Von den Sportwagen mit Holz/Kunststoff-Aufbau wurden wahrscheinlich nur sechs Exemplare gebaut, die allesamt nicht erhalten sind. Noch im Jahr 1950 stieg Denzel auf beständigere Stahlblechkarosserien um. Allerdings hatten die Holz/Kunststoff-Ausführungen einen Gewichtsvorteil, der sich vor allem im Rennsport bezahlt machte. Der Prototyp mit dem Kennzeichen W 5.412 wurde bald als „Blauer Blitz“ bekannt. Wolfgang Denzel setzte ihn unter anderem bei der Österreichischen Alpenfahrt 1949 ein und gewann dort die Klasse für 1100-ccm-Sportwagen.

Wie es weiter ging

In den Folgejahren entwickelte und baute Denzel noch etliche andere Fahrzeuge. Doch die Marktbedingungen veränderten sich. Konnten in den Mangeljahren der Nachkriegszeit auch Eigenentwicklungen aus kleinen Garagen an den Mann gebracht werden, so stiegen die Ansprüche rasch an. Notwendige Investitionen waren von kleinen Herstellern oft kaum zu stemmen. 1959 stellte Denzel die Fertigung ein und ist heute einer der führenden Fahrzeughändler Österreichs.
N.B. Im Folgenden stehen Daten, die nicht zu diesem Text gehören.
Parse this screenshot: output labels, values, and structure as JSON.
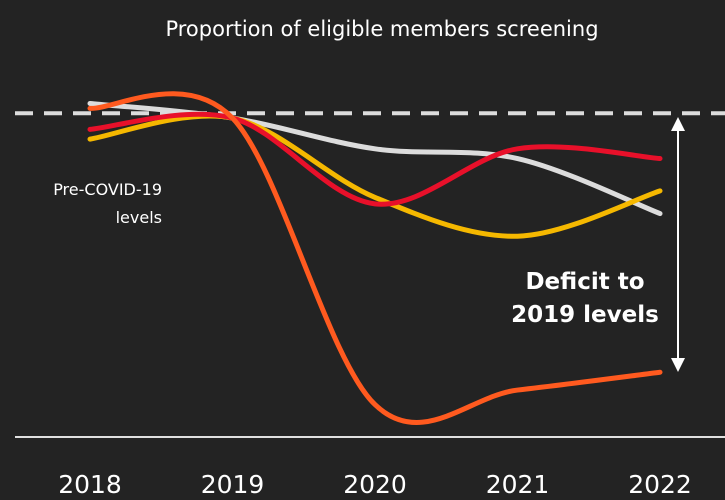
{
  "chart_data": {
    "type": "line",
    "title": "Proportion of eligible members screening",
    "categories": [
      "2018",
      "2019",
      "2020",
      "2021",
      "2022"
    ],
    "series": [
      {
        "color": "#dcdcdc",
        "values": [
          103,
          98.5,
          89,
          86,
          69
        ]
      },
      {
        "color": "#f5b800",
        "values": [
          92,
          98.5,
          74,
          62,
          76
        ]
      },
      {
        "color": "#e8102a",
        "values": [
          95,
          98.5,
          72,
          89,
          86
        ]
      },
      {
        "color": "#ff5a1f",
        "values": [
          101.5,
          98.5,
          10,
          14.5,
          20
        ]
      }
    ],
    "reference": 100,
    "reference_label": "Pre-COVID-19 levels",
    "annotation": "Deficit to 2019 levels",
    "ylim": [
      0,
      105
    ]
  }
}
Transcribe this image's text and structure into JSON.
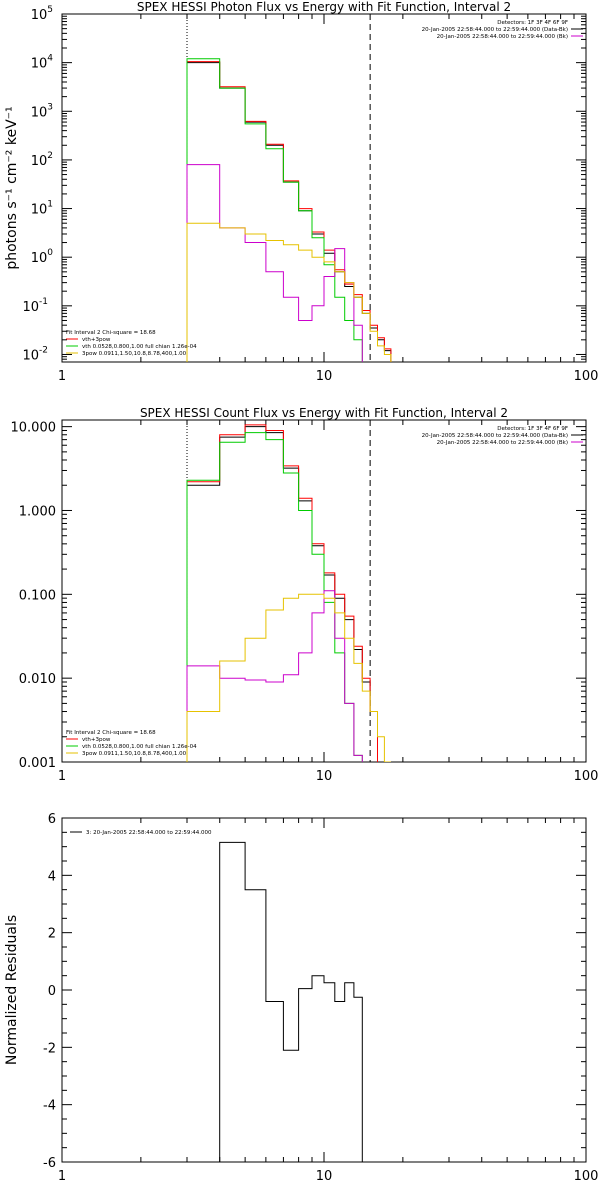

In Bregenz verließ Clemens Groß 1949 das Unternehmen Kittelberger und wurde von einem gewissen Walter Zumtobel eingestellt, der kurz zuvor mit der Herstellung von Kunststoff- und Elektrobauteilen begonnen hatte. Aus dem Kleinbetrieb entstand der allseits bekannte Beleuchtungskonzern. Clemens Groß blieb dort bis zu seiner Pensionierung. Heute lebt der mittlerweile 95-Jährige in einem Dornbirner Pflegeheim und erzählt nach wie vor gerne aus der damaligen Aufbruchszeit.